Per quanto riguarda, in particolare, i reati di omicidio colposo e lesioni colpose verificatisi per cause insite nelle parti comuni dell’edificio, è opportuno sottolineare che la giurisprudenza di legittimità considera l’amministratore di condominio custode delle parti comuni. Si legga la massima di Cass. Civ., 2008, 25251: “In tema di condominio, la figura dell’amministratore nell’ordinamento non si esaurisce nell’aspetto contrattuale delle prerogative dell’ufficio. A tale figura il codice civile e le leggi speciali imputano doveri ed obblighi finalizzati ad impedire che il modo d’essere dei beni condominiali provochi danno ai terzi. In relazione a tali beni l’amministratore, in quanto ha poteri e doveri di controllo e poteri di influire sul loro modo d’essere, si trova nella posizione di custode, pertanto deve curare che i beni comuni non arrechino danni agli stessi condòmini od a terzi”.

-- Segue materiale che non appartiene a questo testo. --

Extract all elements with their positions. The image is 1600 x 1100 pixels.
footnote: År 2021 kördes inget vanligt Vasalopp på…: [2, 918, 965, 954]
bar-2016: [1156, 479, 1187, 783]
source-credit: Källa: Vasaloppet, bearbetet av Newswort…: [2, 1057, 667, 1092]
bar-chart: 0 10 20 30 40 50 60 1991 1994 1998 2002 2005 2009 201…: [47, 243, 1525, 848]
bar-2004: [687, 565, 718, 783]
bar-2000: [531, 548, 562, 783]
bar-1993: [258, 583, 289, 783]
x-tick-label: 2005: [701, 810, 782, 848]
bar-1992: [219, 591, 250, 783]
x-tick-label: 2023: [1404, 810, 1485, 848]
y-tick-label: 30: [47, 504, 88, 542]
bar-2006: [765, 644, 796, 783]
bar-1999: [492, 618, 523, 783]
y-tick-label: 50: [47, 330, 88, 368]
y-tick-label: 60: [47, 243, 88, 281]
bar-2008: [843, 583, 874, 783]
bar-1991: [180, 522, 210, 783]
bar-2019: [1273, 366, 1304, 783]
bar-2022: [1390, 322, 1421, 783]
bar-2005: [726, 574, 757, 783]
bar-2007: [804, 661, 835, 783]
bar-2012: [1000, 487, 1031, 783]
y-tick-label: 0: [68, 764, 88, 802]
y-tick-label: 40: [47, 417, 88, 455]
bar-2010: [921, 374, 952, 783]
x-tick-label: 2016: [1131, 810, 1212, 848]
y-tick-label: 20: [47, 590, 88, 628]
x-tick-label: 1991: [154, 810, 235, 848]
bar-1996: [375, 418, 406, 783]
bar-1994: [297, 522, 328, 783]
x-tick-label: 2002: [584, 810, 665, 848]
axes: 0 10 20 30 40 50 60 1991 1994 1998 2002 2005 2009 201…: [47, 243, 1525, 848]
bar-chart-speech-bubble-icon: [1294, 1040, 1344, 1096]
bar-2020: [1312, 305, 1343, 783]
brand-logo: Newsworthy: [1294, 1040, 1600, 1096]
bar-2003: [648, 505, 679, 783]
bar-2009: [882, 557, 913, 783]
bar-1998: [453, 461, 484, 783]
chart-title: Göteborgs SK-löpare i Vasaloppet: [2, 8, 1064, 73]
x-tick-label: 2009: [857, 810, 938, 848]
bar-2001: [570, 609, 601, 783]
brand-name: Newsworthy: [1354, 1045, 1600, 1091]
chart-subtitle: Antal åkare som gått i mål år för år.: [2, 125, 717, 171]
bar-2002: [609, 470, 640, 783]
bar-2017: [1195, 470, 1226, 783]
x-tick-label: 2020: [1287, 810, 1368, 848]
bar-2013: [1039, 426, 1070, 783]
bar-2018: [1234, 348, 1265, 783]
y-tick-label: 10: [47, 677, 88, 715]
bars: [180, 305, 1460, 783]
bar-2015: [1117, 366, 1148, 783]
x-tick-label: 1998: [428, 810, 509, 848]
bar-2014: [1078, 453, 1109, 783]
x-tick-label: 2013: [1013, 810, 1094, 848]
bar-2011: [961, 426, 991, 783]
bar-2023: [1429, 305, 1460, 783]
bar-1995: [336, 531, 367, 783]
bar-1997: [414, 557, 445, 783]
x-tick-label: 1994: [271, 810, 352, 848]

Se è custode delle parti comuni, deve impedire che ne possano derivare eventi lesivi ai terzi (morte, lesioni personali); se omette di impedire ciò, può esserne chiamato a risponderne. Si precisa che è la stessa legge a prevedere in capo all’amministratore il potere di agire per evitare situazioni pericolose e di rischio: l’art. 1130, co. 1, lett. 4, c.c. elenca, tra le attribuzioni del mandatario, il compimento degli atti conservativi relativi alle parti comuni dell’edificio; l’art. 1135, co. 2, c.c. prevede la possibilità per l’amministratore di ordinare lavori di manutenzione straordinaria che rivestano carattere urgente.
In senso conforme a tale impostazione, valga l’insegnamento di Cass. Pen., 2012, 21223. La vicenda oggetto del pronunciamento riguarda l’omessa delimitazione e segnalazione, da parte dell’amministratore, del lucernario situato al centro del condominio nella parte esterna e ricoperto di neve. Si era verificato che un minore, a bordo del suo slittino, era andato a finire sul lucernario che si era frantumato facendo cadere lo stesso nelle sottostanti scale, con conseguenti lesioni. In giudizio veniva rilevato che il lucernario, ricoperto dalla neve, non era assolutamente visibile. La Cassazione ritiene indubbia la responsabilità dell’imputato amministratore, in forza della sua posizione di garanzia intesa ad evitare ogni pericolo per i frequentatori del condominio. In particolare, si afferma che egli era a conoscenza del fatto che i vetri del lucernario erano lesionati ed infatti aveva disposto di eliminare l’accumulo di neve formatosi, ma poi non aveva accertato che l’intervento fosse stato in concreto compiuto.
Ne risulta chiarito quanto sopra esposto: l’amministratore è stato ritenuto penalmente responsabile per non avere impedito un evento verificatosi a causa del modo d’essere delle parti comuni in custodia, per il quale esisteva dunque a suo carico l’obbligo giuridico impeditivo.